Ablation of the evolutionarily acquired functions of the Atp1b4 gene in mice protects against obesity and increases metabolic capacity

The co-option of vertebrate orthologous ATP1B4 genes in placental mammals has radically altered the properties of the encoded BetaM proteins, which are genuine β-subunits of Na,K-ATPases in lower vertebrates. Eutherian BetaM acquired an extended Glu-rich N-terminal domain resulting in complete loss of its ancestral function and became skeletal and cardiac muscle-specific component of the inner nuclear membrane. BetaM is expressed at the highest level during perinatal development and is implicated in gene regulation (Pestov et al., Proc Natl Acad Sci U S A. 2007). Here we report the long-term consequences of the Atp1b4 ablation on metabolic parameters in adult mice. BetaM deficient ( Atp1b4-/Y) mice have significantly lower body weight and remarkably low adiposity. They exhibit lower fasting blood glucose, enhanced insulin sensitivity, and improved glucose tolerance as compared to their wild type littermates. Knockout mice display higher heat production, increased food intake, elevated oxygen consumption especially in darkness, and higher locomotor activity.
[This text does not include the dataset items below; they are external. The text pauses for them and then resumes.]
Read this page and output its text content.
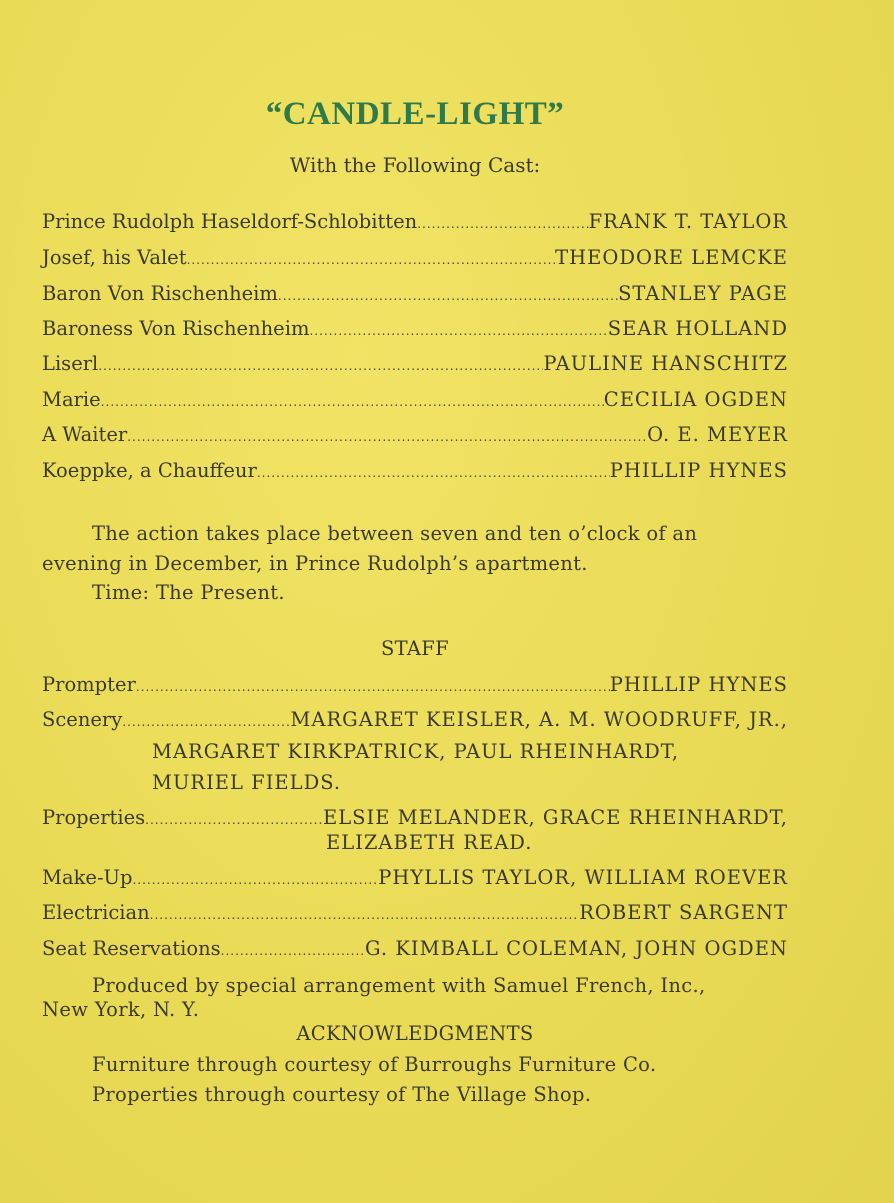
“CANDLE-LIGHT”
With the Following Cast:
Prince Rudolph Haseldorf-Schlobitten .....	FRANK T. TAYLOR
Josef, his Valet .....	THEODORE LEMCKE
Baron Von Rischenheim .....	STANLEY PAGE
Baroness Von Rischenheim .....	SEAR HOLLAND
Liserl .....	PAULINE HANSCHITZ
Marie .....	CECILIA OGDEN
A Waiter .....	O. E. MEYER
Koeppke, a Chauffeur .....	PHILLIP HYNES
The action takes place between seven and ten o’clock of an
evening in December, in Prince Rudolph’s apartment.
Time: The Present.
STAFF
Prompter .....	PHILLIP HYNES
Scenery .....	MARGARET KEISLER, A. M. WOODRUFF, JR.,
MARGARET KIRKPATRICK, PAUL RHEINHARDT,
MURIEL FIELDS.
Properties .....	ELSIE MELANDER, GRACE RHEINHARDT,
ELIZABETH READ.
Make-Up .....	PHYLLIS TAYLOR, WILLIAM ROEVER
Electrician .....	ROBERT SARGENT
Seat Reservations .....	G. KIMBALL COLEMAN, JOHN OGDEN
Produced by special arrangement with Samuel French, Inc.,
New York, N. Y.
ACKNOWLEDGMENTS
Furniture through courtesy of Burroughs Furniture Co.
Properties through courtesy of The Village Shop.
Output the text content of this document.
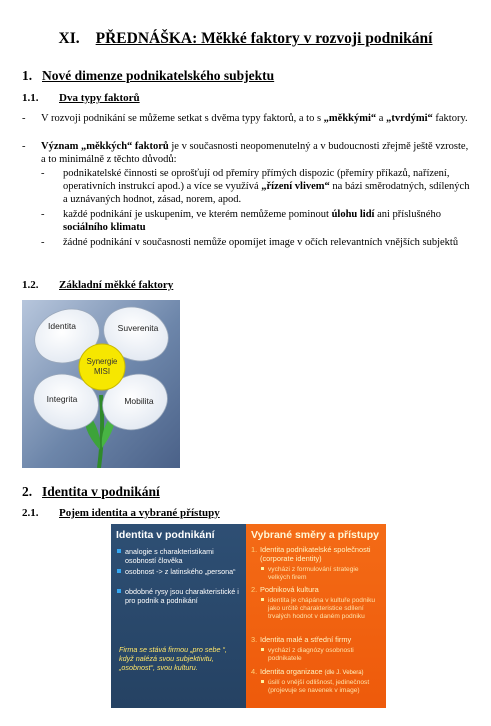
XI. PŘEDNÁŠKA: Měkké faktory v rozvoji podnikání
1. Nové dimenze podnikatelského subjektu
1.1. Dva typy faktorů
- V rozvoji podnikání se můžeme setkat s dvěma typy faktorů, a to s „měkkými“ a „tvrdými“ faktory.
- Význam „měkkých“ faktorů je v současnosti neopomenutelný a v budoucnosti zřejmě ještě vzroste, a to minimálně z těchto důvodů:
- podnikatelské činnosti se oprošťují od přemíry přímých dispozic (přemíry příkazů, nařízení, operativních instrukcí apod.) a více se využívá „řízení vlivem“ na bázi směrodatných, sdílených a uznávaných hodnot, zásad, norem, apod.
- každé podnikání je uskupením, ve kterém nemůžeme pominout úlohu lidí ani příslušného sociálního klimatu
- žádné podnikání v současnosti nemůže opomíjet image v očích relevantních vnějších subjektů
1.2. Základní měkké faktory
Identita	Suverenita
Integrita	Mobilita
Synergie
MISI
2. Identita v podnikání
2.1. Pojem identita a vybrané přístupy
Identita v podnikání
analogie s charakteristikami osobností člověka
osobnost -> z latinského „persona“
obdobné rysy jsou charakteristické i pro podnik a podnikání
Firma se stává firmou „pro sebe “, když nalézá svou subjektivitu, „osobnost“, svou kulturu.
Vybrané směry a přístupy
1. Identita podnikatelské společnosti (corporate identity)
vycházi z formulování strategie velkých firem
2. Podniková kultura
identita je chápána v kultuře podniku jako určitě charakteristice sdílení trvalých hodnot v daném podniku
3. Identita malé a střední firmy
vychází z diagnózy osobnosti podnikatele
4. Identita organizace (dle J. Vebera)
úsilí o vnější odlišnost, jedinečnost (projevuje se navenek v image)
The lower respiratory exchange ratio of knockout mice indicates that fat from the diet is metabolized rather than deposited as storage. These robust changes in mouse metabolic parameters induced by Atp1b4 disruption clearly demonstrate that eutherian BetaM plays an important role in the regulation of adult mouse metabolism. Ablation of Atp1b4 , leading to the loss of evolutionarily acquired BetaM functions, serves as a model for a potential alternative pathway in mammalian evolution. Essentially, Atp1b4 ablation simulates a scenario where a specific stage in mammalian evolution is bypassed. Our results suggest that bypassing the co-option of Atp1b4 potentially reduces susceptibility to obesity.